In January, Stingray expanded its retail-based digital audio advertising footprint in the U.S. by acquiring InStore Audio Network, an American network that reached 100 million shoppers each week in over 16,000 grocery retailers and pharmacies across the country. Under Stingray's ownership, InStore Audio Network continues to broaden its existing retail media offering with a focus on verified audience measurement, digital ad serving and programmatic monetization.
The Bluebird Group, an omnichannel retail service agency, has added Walmart as a partner following the acquisition of 479 Sales & Marketing, a Bentonville, Arkansas-based, omnichannel agency. The expansion adds to Bluebird's team of “strategically minded experts” and allows them to offer a larger array of services designed to help in-demand brands become retail-ready and deliver their products in-store and online, according to a news release from the agency.
"Our combined industry knowledge, data insights and analytics will provide our brand partners with the best services available," said Jason Kapsner, founder & CEO of Bluebird, in the release. "The 479 team shares our mission to be analytically forward-thinking and trusted stewards of our brand and retail partners. Their Walmart expertise is evident in their long-standing client relationships."
Bluebird has relationships with retailers including Target, Best Buy and Costco. The acquisition of 479 allows the company to expand their expertise to Walmart, Walmart.com and Sam's Club. All employees of 479 will transition to Bluebird and remain in Arkansas to continue to foster their Walmart relationships.
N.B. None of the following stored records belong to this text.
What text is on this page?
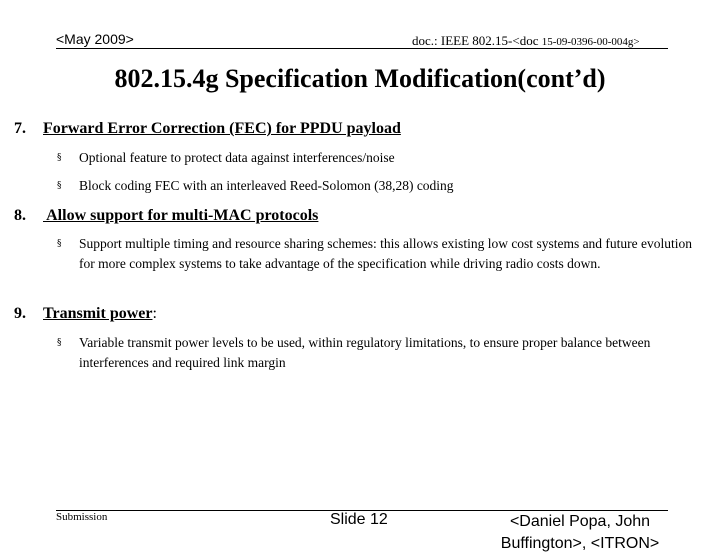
<May 2009>	doc.: IEEE 802.15-<doc 15-09-0396-00-004g>
802.15.4g Specification Modification(cont’d)
7. Forward Error Correction (FEC) for PPDU payload
§ Optional feature to protect data against interferences/noise
§ Block coding FEC with an interleaved Reed-Solomon (38,28) coding
8. Allow support for multi-MAC protocols
§ Support multiple timing and resource sharing schemes: this allows existing low cost systems and future evolution for more complex systems to take advantage of the specification while driving radio costs down.
9. Transmit power:
§ Variable transmit power levels to be used, within regulatory limitations, to ensure proper balance between interferences and required link margin
Submission	Slide 12	<Daniel Popa, John Buffington>, <ITRON>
"We've been methodical in our search for the right partner,” said Kapsner. “We've been wanting to grow our relationship with Walmart, and 479 can help us do that. We're excited to bring them under the Bluebird umbrella and provide new opportunities for our brand and retail partners."
Volta Inc.’s board of directors has appointed Brandt Hastings, chief revenue officer at Volta, as interim CEO, effective immediately. Hastings will also retain his title as CRO. This appointment follows Scott Mercer's decision to step down as chairman and CEO of Volta last month. The board has commenced a formal search for a permanent CEO.
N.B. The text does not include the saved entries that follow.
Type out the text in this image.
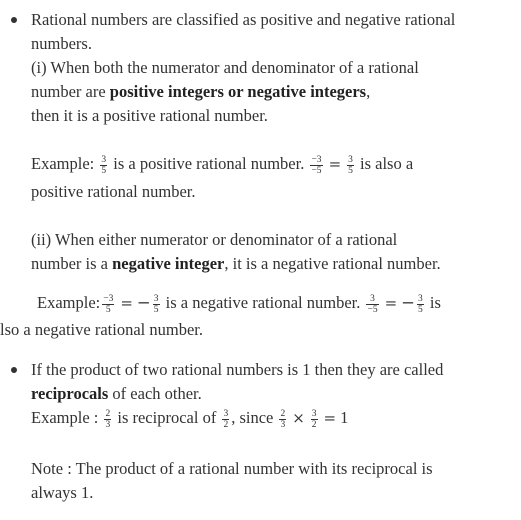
Rational numbers are classified as positive and negative rational
numbers.
(i) When both the numerator and denominator of a rational
number are positive integers or negative integers,
then it is a positive rational number.
Example: $\frac{3}{5}$ is a positive rational number. $\frac{-3}{-5} = \frac{3}{5}$ is also a
positive rational number.
(ii) When either numerator or denominator of a rational
number is a negative integer, it is a negative rational number.
Example: $\frac{-3}{5}$ = − $\frac{3}{5}$ is a negative rational number. $\frac{3}{-5}$ = − $\frac{3}{5}$ is
lso a negative rational number.
If the product of two rational numbers is 1 then they are called
reciprocals of each other.
Example : $\frac{2}{3}$ is reciprocal of $\frac{3}{2}$ , since $\frac{2}{3} \times \frac{3}{2} = 1$
Note : The product of a rational number with its reciprocal is
always 1.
Hastings is a revenue executive with two decades of experience building business models and driving growth for global companies such as iHeartMedia and Clear Channel Communications. He currently leads Volta's advertising and charging solutions businesses to deliver measurable impact to international brands, agency partners, commercial properties and retail locations, according to a news release. Hastings has led Volta's revenue growth and expanded the company's site partner relationships significantly since joining the company in 2020.
"Volta is a strong company with immense opportunity as the world transitions to electric mobility," said Kathy Savitt, co-chair of the board, in the release. "We want to thank Scott Mercer, who built this company with an incredible vision. As the board conducts a complete and formal search for a permanent CEO, we are confident that [Hastings] will lead Volta's teams to realize the company's significant potential."